All our estimates fall into the $\left[1.5,3\right]$ interval, which corresponds to a relatively high degree of heavy-tailedness.

To put this in context, we carry out the same process on S&P 500 daily returns.

In [12]:

import pandas_datareader as pdr
import datetime

start = datetime.datetime(1993, 2, 1)
sp_prices = pdr.data.DataReader('SPY', data_source='yahoo', start=start)['Adj Close']
sp_returns = (np.log(sp_prices) - np.log(sp_prices).shift(1)).dropna()

n = sp_returns.shape[0]
quantile = 0.95

truncation_level = sp_returns.quantile(quantile)
condition = sp_returns > truncation_level

Y = np.log(sp_returns.rank(ascending=False)[condition] - 1/2)
X = -np.log(sp_returns[condition])
X = sm.add_constant(X)

model = sm.OLS(Y,X)
results = model.fit()

se = np.sqrt(2/n)*results.params[1]

output = 'Top ' + str(round(100-quantile*100)) + '%  --  ' +  'Estimated Tail Index: ' + str(round(results.params[1], 2)) + (
'  --  95% Confidence Interval: [' + str(round(results.params[1]-1.96*se, 2)) + ', ' + str(round(results.params[1]+1.96*se, 2)) + ']')

print(output)

Top 5%  --  Estimated Tail Index: 2.91  --  95% Confidence Interval: [2.81, 3.02]

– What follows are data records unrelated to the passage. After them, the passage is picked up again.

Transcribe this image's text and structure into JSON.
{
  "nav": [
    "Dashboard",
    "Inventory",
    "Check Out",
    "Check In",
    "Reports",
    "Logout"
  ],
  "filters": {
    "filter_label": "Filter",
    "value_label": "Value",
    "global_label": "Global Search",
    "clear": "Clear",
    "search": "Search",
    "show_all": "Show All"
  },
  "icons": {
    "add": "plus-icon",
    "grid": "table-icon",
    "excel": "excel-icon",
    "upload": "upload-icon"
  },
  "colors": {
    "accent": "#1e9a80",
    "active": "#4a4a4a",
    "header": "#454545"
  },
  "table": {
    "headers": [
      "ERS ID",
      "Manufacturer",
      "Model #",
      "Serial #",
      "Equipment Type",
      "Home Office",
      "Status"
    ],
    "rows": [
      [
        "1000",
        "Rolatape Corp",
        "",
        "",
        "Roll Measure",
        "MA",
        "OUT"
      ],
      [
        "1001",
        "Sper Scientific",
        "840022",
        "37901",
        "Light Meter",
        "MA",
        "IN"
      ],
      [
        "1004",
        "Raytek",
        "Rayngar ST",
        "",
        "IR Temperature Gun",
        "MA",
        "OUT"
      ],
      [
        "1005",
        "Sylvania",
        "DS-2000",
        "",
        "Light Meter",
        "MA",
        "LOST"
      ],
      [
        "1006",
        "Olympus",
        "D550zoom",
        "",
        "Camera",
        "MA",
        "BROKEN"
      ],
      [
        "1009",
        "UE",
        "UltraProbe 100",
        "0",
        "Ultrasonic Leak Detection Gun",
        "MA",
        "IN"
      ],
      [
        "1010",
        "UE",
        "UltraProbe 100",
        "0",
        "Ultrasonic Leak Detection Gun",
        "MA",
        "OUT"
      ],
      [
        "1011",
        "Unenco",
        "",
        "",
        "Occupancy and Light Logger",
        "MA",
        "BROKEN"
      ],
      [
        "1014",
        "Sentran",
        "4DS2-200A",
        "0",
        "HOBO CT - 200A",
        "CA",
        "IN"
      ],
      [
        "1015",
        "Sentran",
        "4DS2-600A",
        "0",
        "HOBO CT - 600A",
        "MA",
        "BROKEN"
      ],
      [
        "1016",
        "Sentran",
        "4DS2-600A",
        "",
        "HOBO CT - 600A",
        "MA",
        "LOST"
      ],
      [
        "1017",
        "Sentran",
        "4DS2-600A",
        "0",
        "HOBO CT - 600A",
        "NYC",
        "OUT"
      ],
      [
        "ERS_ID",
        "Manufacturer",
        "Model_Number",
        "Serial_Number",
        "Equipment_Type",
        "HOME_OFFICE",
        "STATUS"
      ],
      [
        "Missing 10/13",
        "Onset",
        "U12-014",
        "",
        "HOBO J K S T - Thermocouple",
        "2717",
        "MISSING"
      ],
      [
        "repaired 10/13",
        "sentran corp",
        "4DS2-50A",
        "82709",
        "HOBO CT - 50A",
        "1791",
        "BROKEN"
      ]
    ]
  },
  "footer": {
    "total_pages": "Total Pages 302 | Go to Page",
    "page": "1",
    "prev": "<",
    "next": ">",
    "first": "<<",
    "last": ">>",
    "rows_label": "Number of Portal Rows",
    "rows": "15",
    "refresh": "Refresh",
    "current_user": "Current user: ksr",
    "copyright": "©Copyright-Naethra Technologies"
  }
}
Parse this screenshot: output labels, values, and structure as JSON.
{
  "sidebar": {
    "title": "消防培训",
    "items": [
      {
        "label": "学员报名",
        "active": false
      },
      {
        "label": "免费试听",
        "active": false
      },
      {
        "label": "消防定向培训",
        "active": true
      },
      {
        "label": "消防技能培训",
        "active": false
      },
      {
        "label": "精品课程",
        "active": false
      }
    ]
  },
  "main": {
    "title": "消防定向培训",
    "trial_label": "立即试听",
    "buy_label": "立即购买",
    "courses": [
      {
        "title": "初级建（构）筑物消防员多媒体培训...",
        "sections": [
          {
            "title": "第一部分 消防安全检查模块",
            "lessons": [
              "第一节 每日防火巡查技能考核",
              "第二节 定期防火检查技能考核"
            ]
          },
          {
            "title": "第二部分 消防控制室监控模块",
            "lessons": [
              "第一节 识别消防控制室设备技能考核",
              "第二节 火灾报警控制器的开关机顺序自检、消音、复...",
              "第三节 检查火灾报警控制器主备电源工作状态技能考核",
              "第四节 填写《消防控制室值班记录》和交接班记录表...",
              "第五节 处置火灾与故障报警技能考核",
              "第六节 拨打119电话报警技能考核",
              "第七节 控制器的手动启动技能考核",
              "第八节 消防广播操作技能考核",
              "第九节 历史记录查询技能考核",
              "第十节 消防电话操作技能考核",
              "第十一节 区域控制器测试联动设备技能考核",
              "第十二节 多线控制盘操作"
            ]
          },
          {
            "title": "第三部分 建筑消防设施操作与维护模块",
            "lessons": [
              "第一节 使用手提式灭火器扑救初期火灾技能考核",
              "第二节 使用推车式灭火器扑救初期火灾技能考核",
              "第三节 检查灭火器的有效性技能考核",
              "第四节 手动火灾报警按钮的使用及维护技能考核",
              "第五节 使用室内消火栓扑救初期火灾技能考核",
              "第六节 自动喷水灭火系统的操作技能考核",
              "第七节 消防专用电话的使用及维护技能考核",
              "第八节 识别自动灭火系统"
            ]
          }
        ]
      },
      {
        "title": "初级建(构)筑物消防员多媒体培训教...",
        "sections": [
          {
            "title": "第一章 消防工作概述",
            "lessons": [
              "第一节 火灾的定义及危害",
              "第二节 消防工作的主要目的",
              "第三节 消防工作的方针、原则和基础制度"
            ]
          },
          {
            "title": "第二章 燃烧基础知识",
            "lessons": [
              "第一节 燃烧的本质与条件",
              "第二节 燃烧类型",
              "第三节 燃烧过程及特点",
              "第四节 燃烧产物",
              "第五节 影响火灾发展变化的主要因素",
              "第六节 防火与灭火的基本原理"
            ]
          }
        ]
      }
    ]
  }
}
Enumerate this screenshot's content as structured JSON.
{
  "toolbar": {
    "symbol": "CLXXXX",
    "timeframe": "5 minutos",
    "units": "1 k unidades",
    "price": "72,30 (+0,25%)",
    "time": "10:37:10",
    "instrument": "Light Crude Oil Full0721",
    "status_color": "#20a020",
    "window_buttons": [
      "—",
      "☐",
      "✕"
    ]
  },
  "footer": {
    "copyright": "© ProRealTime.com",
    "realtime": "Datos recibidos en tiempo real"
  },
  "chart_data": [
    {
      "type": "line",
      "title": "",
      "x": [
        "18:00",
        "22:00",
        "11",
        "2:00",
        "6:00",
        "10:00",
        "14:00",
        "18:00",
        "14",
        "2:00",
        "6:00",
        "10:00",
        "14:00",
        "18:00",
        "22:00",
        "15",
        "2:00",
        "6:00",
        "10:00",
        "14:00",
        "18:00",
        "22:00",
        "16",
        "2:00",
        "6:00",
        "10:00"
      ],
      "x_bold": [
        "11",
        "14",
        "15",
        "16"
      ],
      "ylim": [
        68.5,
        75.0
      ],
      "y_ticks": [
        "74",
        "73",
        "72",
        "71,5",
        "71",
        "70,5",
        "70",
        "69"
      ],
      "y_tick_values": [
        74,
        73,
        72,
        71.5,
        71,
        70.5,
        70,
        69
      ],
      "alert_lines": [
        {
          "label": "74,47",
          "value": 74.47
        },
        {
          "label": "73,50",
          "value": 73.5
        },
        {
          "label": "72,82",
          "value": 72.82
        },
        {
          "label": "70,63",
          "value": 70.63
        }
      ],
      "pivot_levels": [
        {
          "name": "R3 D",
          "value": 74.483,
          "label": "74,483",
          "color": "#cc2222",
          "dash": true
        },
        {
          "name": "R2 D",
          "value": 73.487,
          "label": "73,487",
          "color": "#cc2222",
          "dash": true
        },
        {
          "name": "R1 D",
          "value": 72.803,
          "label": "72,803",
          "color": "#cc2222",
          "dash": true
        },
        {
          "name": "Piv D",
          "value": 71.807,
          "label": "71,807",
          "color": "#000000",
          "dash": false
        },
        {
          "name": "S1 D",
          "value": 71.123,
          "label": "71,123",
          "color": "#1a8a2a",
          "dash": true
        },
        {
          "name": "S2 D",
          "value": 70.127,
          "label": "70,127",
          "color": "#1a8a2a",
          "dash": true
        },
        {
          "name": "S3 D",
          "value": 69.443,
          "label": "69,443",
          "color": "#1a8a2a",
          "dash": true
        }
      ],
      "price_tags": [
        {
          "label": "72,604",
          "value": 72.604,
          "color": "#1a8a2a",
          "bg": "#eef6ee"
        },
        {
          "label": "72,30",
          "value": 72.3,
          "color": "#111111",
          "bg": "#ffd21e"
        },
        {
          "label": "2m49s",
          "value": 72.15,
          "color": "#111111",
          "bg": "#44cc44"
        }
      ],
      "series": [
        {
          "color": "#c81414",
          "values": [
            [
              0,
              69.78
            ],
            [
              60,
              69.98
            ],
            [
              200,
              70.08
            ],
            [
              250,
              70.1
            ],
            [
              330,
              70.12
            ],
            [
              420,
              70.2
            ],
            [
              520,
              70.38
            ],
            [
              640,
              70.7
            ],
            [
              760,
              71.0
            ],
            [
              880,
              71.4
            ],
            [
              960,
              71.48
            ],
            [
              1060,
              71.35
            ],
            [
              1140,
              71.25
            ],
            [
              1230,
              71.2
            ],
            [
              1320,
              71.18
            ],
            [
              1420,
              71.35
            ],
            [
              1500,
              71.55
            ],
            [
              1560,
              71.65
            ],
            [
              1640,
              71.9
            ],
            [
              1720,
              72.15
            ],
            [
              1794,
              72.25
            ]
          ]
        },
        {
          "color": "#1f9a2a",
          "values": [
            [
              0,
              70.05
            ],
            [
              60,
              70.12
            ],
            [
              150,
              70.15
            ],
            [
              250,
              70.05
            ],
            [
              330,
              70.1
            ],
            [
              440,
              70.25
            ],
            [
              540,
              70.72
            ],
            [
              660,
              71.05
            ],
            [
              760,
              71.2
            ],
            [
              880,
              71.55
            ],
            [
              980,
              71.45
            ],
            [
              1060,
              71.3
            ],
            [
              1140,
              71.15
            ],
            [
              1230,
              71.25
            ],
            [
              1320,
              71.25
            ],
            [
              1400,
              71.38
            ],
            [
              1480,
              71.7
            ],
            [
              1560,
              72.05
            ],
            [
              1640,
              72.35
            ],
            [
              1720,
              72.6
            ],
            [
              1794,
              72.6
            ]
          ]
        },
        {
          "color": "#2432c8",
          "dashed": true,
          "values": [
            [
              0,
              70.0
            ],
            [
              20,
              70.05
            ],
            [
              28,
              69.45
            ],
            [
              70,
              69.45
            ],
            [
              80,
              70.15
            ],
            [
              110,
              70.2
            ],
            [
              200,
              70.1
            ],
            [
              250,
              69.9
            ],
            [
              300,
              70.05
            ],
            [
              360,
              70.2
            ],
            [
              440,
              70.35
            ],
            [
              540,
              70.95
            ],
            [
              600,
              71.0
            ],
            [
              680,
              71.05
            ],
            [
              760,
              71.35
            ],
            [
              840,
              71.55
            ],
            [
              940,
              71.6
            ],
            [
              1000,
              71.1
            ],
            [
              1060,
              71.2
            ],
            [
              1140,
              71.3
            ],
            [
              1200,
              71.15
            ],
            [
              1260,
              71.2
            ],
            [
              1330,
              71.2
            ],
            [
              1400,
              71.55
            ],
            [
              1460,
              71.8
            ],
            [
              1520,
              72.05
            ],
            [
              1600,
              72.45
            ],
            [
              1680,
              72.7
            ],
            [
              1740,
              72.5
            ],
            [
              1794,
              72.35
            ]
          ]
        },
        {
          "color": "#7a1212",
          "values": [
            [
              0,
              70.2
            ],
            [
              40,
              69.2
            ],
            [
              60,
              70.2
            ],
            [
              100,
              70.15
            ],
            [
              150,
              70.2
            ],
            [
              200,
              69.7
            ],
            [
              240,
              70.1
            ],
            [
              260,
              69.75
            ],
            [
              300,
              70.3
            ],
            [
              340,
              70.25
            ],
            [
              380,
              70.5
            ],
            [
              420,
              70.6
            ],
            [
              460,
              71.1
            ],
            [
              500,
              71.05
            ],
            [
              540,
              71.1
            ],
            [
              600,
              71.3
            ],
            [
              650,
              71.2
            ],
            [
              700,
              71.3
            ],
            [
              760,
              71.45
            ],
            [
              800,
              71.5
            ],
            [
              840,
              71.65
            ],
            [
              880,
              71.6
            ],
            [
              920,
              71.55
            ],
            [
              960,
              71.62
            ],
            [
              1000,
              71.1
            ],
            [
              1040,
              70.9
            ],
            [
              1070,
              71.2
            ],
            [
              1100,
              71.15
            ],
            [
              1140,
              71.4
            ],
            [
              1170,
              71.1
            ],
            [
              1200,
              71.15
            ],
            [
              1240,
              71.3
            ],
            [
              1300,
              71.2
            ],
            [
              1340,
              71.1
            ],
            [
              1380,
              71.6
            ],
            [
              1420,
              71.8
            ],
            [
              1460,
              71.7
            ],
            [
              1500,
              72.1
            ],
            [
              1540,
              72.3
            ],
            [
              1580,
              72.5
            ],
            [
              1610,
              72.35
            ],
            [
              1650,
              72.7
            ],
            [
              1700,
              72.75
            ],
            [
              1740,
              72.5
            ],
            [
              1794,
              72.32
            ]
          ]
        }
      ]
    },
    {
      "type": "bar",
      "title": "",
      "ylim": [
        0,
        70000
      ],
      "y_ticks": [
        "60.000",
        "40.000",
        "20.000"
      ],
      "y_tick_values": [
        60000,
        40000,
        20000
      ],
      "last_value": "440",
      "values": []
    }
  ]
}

The estimated tail index is higher than that of most cryptocurrencies, which suggests that the distribution of cryptocurrency returns have fatter tails than the distribution of returns for the average U.S. based large-cap company.

Conclusion¶

As mentioned previously, we attempted to determine whether cryptocurrency returns have, as returns of other financial securities, a fat-tailed distribution. From our analysis, not only did we find that they do, but also that the degree of heavy-tailedness is relatively high in comparison to an average U.S. based large-cap company.

References¶

[1] Andrei Ankudinov, Rustam Ibragimov, and Oleg Lebedev. Heavy tails and asymmetry of returns in the russian stock market. Emerging Markets Review, 32:200–219, 2017.
[2] Thomas Lux and Simone Alfarano. Financial power laws: Empirical evidence,models, and mechanisms. Chaos, Solitons & Fractals, 88:3–18, 2016.